Alguém disse: meu avô lutou e conseguiu as “Diretas Já”, meu pai lutou e conseguiu o “Impeachment do Collor” e eu vou lutar para acabar com a corrupção no meu País (e vou conseguir).
Tudo bem e o que tem a ver isto tudo com os elefantes?
E com o povo brasileiro? E com as manifestações pacíficas e até com os baderneiros?
Quer me parecer que tem tudo a ver, quero acreditar que as qualidades e as limitações dos paquidermes sempre caracterizaram as lutas da juventude e ainda hoje parecem identificar-se com a luta da juventude brasileira para reconstruir os valores deste grande País.
Afinal descobrimos que o elefante estava amarrado com barbante. Descobrimos que somos capazes de revolucionar, de modificar a realidade existente, apenas com a força da indignação legítima, descobrimos que o grande mamífero, símbolo da força e da determinação, mesmo pacífico, nunca esquece.
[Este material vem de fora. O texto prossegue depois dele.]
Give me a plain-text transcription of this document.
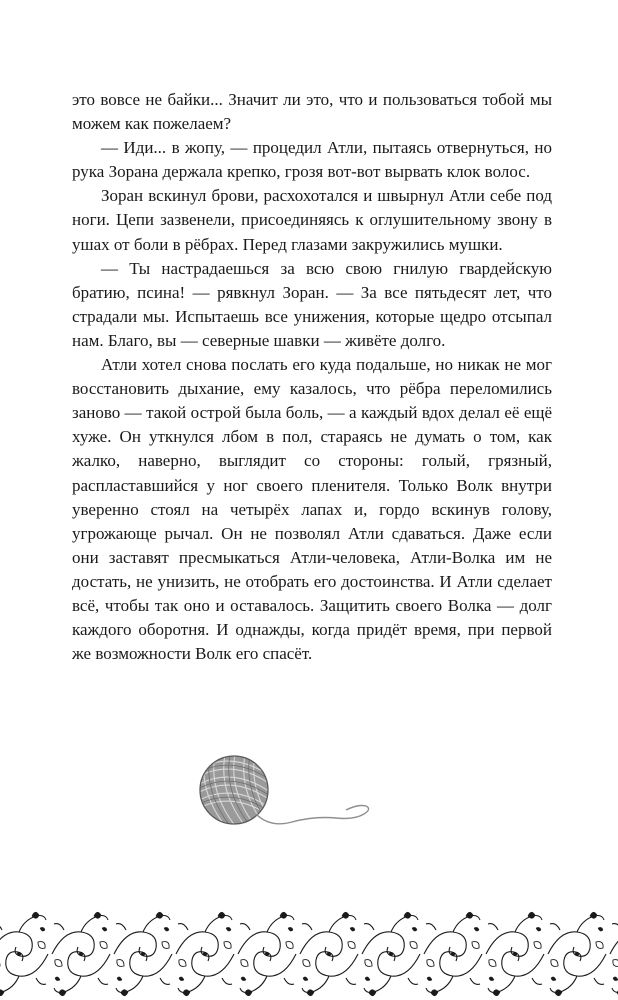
это вовсе не байки... Значит ли это, что и пользоваться тобой мы можем как пожелаем?

— Иди... в жопу, — процедил Атли, пытаясь отвернуться, но рука Зорана держала крепко, грозя вот-вот вырвать клок волос.

Зоран вскинул брови, расхохотался и швырнул Атли себе под ноги. Цепи зазвенели, присоединяясь к оглушительному звону в ушах от боли в рёбрах. Перед глазами закружились мушки.

— Ты настрадаешься за всю свою гнилую гвардейскую братию, псина! — рявкнул Зоран. — За все пятьдесят лет, что страдали мы. Испытаешь все унижения, которые щедро отсыпал нам. Благо, вы — северные шавки — живёте долго.

Атли хотел снова послать его куда подальше, но никак не мог восстановить дыхание, ему казалось, что рёбра переломились заново — такой острой была боль, — а каждый вдох делал её ещё хуже. Он уткнулся лбом в пол, стараясь не думать о том, как жалко, наверно, выглядит со стороны: голый, грязный, распластавшийся у ног своего пленителя. Только Волк внутри уверенно стоял на четырёх лапах и, гордо вскинув голову, угрожающе рычал. Он не позволял Атли сдаваться. Даже если они заставят пресмыкаться Атли-человека, Атли-Волка им не достать, не унизить, не отобрать его достоинства. И Атли сделает всё, чтобы так оно и оставалось. Защитить своего Волка — долг каждого оборотня. И однажды, когда придёт время, при первой же возможности Волк его спасёт.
Descobrimos também que o bom Deus, não quis que ele voasse, porque seria um desastre, mas lhe concedeu as noções básicas da convivência em grupo e de ajuda mútua, necessárias para garantir sua sobrevivência. Os “dumbos” voadores estão sendo identificados como vândalos que nada tem a ver com a pureza do movimento e que merecem o repúdio da sociedade, seja qual for o partido, o sindicato ou a (des)organização a  que estiverem filiados.
Até gostariamos que todos os elefantes fossem azuis, mas para infelicidade geral da nação, são brancos, lindos é verdade, porém os mais caros do mundo e financiados com dinheiro público.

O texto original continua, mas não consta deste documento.